Many years ago a Philadelphia congregation watched as three 9-year-old boys were baptized and joined the church. Not long after, because of dwindling membership, the church sold the building and disbanded.
One of those three boys was Tony Campolo, who became an author and Christian sociologist professor at Eastern College in Pennsylvania. Listen to this short story as he tells it: "Years later when I was doing research in the archives of our denominations, I decided to look up the church report for the year of my baptism. There was my name, and Dick White's. He's now a missionary. Bert Newman, now a professor of theology at an African seminary, was also there. Then I read that church's report for the year of our baptism. It read: 'It has not been a good year for our church. We have lost 27 members. Three joined, and they were only children.'"

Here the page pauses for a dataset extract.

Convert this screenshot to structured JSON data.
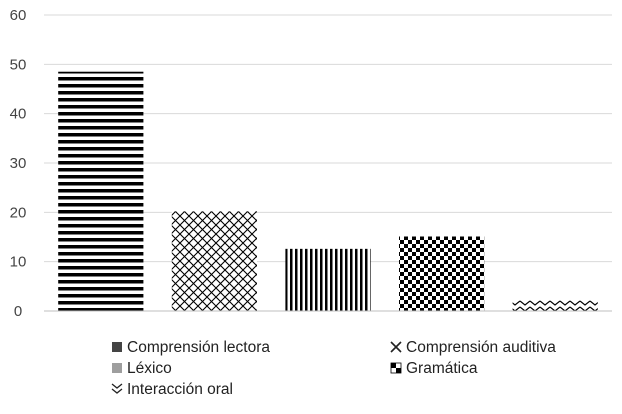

Now, not everyone who is baptized grows up to be a Tony Campolo or a Seminary professor like Bert Newman. And while we might not go on the mission field like Dick White, we all become missionaries through the water of our baptism because, that water is the water of life. It changes everything. It cleans us up and gives us a starting over point. And it reminds us just how much we are loved. And all we're asked to do is drink deep from the water of life.
Mark starts his gospel, "The beginning of the Gospel of Jesus Christ." I like that. It tells me every Baptism is a beginning. Every Christian is a new chance to tell the story of the beginning of the Gospel.